Hicham Mansouri: Ce qui s’est passé est une honte. Le matin du 17 mars, une dizaine de policiers de la Brigade des mœurs, ont forcé la porte d’entrée de mon appartement. Au début j’ai pensé qu’il s’agissait d’une bande criminelle surtout qu’ils étaient en civil. On m’a violemment immobilisé avec des coups sur le visage et la tête. Puis ils ont tout de suite commencé à me déshabiller de manière rapide qui laisse comprendre que ce n’est pas leur première opération du genre. J’ai pensé que j’allais être violé. J’ai commencé à crier dans l’espoir d’alerter les voisins et ce n’est qu’à ce moment-là qu’un policier a crié «police». Sous les insultes du chef de la brigade on m’a obligé à poser pour des photos. Au commissariat je vais vivre le même traumatisme car on va de nouveau me déshabiller et me filmer et filmer mon sexe. J’aimerais bien connaître l’objectif. On a enquêté avec moi couvert par une serviette et menoté bien entendu. La plus grande partie de l’interrogatoire a porté sur mes rapports avec Maâti Monjib, le Mouvement 20-Février et certains groupes islamistes notamment Al-Adl Wal Ihsane (AWI). Peut-être ont-ils cru que j’étais un islamiste. On m’accuse de préparation d’un bordel et on me pose des questions sur la politique et l’islamisme!

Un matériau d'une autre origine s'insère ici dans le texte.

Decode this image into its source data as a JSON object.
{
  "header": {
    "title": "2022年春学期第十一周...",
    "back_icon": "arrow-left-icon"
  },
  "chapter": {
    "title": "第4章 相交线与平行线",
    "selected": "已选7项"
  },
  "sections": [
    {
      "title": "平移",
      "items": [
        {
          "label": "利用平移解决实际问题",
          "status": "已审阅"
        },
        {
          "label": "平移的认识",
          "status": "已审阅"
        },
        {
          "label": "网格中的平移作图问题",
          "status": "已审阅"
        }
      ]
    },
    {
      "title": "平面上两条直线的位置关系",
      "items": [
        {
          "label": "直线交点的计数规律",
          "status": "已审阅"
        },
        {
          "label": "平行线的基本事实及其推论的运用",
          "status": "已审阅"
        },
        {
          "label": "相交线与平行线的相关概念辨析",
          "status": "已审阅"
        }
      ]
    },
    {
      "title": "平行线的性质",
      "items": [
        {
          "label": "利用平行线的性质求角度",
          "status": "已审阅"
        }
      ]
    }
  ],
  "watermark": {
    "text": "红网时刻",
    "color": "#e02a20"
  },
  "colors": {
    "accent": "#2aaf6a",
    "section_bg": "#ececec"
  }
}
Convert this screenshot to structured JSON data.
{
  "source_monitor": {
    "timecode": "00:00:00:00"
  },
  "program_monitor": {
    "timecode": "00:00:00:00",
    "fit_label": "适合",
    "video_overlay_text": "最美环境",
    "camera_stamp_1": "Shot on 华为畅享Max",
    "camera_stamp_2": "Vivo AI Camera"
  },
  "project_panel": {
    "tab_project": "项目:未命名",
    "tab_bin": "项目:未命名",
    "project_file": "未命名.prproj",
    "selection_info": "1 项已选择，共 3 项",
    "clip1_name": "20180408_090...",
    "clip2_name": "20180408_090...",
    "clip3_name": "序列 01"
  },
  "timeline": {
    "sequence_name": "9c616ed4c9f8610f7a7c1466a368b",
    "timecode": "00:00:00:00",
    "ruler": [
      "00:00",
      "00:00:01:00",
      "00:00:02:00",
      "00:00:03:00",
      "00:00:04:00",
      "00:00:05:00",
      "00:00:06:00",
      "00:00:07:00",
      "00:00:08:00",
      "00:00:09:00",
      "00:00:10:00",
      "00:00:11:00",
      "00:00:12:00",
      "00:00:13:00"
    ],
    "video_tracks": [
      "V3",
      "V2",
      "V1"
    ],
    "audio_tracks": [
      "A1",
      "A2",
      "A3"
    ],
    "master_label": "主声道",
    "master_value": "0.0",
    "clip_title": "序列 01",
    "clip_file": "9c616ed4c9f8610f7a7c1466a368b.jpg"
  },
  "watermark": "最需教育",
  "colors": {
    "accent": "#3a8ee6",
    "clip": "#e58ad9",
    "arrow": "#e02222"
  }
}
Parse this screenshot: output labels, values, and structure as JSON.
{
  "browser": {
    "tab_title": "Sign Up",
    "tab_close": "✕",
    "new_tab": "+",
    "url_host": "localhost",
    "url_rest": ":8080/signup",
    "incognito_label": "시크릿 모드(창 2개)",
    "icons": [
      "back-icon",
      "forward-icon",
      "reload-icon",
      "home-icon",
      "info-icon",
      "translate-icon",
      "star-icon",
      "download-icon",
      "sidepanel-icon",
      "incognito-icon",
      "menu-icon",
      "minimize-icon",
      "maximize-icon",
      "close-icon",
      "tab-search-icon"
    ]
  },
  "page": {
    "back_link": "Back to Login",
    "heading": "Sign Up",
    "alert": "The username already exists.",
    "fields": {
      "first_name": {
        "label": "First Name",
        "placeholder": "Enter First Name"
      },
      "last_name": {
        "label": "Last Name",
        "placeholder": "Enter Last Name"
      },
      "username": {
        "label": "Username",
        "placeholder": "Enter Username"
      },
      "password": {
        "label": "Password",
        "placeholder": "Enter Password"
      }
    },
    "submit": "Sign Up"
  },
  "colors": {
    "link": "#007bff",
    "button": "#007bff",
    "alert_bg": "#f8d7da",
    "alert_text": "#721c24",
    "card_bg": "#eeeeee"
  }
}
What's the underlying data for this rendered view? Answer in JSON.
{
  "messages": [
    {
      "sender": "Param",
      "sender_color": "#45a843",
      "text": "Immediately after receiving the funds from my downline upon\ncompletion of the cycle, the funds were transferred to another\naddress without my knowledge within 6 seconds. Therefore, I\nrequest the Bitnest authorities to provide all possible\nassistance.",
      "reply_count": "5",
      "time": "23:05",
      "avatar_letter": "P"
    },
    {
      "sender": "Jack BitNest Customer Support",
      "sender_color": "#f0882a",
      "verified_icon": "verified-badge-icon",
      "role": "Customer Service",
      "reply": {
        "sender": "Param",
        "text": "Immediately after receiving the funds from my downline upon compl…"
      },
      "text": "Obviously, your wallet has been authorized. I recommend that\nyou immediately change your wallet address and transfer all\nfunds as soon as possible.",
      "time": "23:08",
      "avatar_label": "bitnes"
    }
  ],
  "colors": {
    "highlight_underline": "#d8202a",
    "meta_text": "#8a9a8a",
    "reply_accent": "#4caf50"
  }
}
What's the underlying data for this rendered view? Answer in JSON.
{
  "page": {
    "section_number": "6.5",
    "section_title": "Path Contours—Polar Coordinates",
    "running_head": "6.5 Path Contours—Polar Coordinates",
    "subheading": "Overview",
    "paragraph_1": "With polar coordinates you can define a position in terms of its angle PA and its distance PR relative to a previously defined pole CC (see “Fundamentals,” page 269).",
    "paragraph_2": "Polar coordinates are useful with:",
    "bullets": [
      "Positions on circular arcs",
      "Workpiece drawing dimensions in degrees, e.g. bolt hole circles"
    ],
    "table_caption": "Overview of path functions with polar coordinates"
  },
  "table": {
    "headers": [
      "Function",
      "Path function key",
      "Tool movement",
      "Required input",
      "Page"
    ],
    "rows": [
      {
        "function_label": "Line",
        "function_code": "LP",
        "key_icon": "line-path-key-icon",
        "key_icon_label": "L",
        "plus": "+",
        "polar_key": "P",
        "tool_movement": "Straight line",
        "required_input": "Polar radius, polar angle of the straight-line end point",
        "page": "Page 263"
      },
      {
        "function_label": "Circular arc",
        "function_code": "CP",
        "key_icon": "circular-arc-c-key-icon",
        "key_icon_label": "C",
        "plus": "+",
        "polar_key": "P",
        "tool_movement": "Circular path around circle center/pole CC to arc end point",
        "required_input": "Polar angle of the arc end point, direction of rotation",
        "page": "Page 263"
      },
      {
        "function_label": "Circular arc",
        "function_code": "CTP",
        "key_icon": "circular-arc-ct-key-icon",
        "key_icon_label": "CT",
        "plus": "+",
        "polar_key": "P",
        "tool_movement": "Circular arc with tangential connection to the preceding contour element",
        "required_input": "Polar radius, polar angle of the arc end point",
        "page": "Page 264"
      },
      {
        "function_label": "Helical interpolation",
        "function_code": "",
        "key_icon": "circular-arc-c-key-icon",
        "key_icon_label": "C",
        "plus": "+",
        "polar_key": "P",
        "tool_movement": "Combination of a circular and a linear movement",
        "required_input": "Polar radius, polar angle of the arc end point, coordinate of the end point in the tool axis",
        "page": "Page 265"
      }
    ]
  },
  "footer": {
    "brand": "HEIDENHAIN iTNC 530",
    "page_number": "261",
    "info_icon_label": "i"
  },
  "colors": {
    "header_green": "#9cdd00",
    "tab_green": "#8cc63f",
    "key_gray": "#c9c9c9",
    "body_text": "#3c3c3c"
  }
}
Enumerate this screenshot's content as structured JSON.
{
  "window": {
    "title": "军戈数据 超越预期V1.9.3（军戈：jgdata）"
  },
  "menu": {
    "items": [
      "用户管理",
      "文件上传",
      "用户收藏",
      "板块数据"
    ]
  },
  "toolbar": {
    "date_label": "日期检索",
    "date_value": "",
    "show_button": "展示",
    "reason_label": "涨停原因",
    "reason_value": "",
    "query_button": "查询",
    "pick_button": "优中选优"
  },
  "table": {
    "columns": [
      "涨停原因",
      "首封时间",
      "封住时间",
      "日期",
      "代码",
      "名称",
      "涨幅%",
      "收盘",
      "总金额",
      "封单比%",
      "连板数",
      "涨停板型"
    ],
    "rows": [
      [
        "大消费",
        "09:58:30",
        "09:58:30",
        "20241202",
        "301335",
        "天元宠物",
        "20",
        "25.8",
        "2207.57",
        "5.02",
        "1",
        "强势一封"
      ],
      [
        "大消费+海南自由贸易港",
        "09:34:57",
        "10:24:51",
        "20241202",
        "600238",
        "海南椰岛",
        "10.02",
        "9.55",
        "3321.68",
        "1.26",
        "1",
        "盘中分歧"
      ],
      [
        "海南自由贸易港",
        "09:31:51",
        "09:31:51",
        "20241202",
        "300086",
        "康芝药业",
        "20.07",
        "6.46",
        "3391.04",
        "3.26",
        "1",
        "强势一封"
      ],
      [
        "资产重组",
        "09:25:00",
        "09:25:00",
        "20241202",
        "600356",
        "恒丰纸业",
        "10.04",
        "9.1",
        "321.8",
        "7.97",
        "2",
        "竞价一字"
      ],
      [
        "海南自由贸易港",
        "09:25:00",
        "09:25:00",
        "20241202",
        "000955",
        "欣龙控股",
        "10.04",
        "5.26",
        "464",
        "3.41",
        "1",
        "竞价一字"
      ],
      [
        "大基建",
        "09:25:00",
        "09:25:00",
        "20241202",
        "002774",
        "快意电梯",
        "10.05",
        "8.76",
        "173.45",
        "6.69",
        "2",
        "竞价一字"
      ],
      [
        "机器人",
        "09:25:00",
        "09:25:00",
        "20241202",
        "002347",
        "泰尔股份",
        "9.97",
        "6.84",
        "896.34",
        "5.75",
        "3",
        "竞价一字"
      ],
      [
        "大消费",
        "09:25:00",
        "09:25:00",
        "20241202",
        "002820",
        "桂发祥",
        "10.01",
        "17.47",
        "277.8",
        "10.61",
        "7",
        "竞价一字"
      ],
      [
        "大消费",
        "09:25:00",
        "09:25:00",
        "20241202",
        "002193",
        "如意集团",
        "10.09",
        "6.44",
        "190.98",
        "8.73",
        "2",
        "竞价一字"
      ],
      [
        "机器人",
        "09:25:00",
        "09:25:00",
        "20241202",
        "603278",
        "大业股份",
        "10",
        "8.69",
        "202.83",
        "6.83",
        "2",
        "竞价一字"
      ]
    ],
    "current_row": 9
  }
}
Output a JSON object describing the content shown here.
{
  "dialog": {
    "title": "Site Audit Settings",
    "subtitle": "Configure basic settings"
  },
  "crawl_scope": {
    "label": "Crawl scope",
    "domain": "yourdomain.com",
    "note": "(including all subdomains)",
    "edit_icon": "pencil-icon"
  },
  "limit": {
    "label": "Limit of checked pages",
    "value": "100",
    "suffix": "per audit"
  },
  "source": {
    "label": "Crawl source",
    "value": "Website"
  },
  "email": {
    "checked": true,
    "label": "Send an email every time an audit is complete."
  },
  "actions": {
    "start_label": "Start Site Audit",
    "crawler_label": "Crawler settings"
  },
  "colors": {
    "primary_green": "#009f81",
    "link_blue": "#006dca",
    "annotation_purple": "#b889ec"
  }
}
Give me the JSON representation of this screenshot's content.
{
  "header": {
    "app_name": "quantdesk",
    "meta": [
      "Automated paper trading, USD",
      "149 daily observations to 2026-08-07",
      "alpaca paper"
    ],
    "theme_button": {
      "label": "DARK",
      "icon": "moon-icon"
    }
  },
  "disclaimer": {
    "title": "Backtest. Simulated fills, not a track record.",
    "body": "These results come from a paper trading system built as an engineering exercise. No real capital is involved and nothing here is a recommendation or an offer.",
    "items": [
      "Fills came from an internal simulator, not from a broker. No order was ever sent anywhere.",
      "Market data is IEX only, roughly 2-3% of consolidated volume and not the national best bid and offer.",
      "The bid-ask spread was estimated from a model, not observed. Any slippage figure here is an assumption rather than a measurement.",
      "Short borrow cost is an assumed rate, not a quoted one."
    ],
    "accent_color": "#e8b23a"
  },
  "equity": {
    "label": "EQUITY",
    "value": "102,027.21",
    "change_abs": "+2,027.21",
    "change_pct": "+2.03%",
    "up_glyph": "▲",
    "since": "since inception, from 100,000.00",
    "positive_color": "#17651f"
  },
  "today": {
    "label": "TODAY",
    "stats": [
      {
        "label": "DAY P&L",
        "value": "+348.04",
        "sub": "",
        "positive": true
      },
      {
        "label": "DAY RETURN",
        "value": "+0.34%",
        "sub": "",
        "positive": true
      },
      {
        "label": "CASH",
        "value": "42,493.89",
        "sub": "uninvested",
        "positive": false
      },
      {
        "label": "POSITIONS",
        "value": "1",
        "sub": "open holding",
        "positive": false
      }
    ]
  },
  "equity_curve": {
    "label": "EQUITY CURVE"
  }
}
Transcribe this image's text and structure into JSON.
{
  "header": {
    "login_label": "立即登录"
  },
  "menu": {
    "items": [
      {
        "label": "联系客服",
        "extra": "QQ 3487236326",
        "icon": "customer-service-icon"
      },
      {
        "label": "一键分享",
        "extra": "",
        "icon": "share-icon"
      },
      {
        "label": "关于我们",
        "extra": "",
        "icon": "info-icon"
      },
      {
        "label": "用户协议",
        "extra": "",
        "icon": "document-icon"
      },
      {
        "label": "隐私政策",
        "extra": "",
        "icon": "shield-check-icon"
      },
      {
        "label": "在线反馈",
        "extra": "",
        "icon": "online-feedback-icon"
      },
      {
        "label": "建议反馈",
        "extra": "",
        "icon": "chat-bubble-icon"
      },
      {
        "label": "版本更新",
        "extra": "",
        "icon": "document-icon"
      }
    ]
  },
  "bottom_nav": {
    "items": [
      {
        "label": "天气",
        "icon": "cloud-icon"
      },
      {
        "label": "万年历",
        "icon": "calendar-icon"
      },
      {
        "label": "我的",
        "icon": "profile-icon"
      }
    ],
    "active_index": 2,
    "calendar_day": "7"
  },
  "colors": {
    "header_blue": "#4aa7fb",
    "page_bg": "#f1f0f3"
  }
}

Comment avez-vous vécu vos dix mois d’emprisonnement à la prison de la ville de Salé?

Hicham Mansouri: C’était pour moi une expérience à la fois dure et enrichissante. Enrichissante car j’ai eu la chance de vivre dans quatre cellules et deux quartiers différents et côtoyer différentes catégories de prisonniers. Et dure car on m’a jeté, le premier mois, dans le quartier et la cellule les plus dangereux, la cellule 5 du quartier «D». Nous étions à peu près 41 dans une cellule destinée à ne pas abriter plus de 24 personnes. Un des prisonniers était fou et agressif. Les prisonniers le torturaient, en le chatouillant ou en le déshabillant, pour «passer le temps». Comme j’étais le nouveau venu il fallait dormir par terre, dans la boue, tout près des toilettes sans porte. Odeurs, lumière, fumée et cris jusqu’à 3 heures du matin. Impossible de dormir et difficile de respirer. Et les poux ont vite couvert mon corps. Une grande partie desprisonniers prenaient des drogues et s’automutilaient. Ils étaient agressifs et se bagarraient plusieurs fois par jour pour le moindre motif. Un jour des clans de la cellule voisine sont venus attaquer la nôtre avec des couteaux et des lames de rasoirs. J’ai dû souffrir de longues semaines à cause d’un abcès dentaire. Il a fallu faire une grève de la faim pour que l’administration décide de me soigner. Certains prisonniers m’ont dit que j’étais chanceux car ils attendaient leur tour depuis deux ans.

Avez-vous des plans pour l’avenir?
Hicham Mansouri:
Beaucoup d’idées mûrissent en tête mais pour l’instant je profite de mon chômage pour lire et me reposer.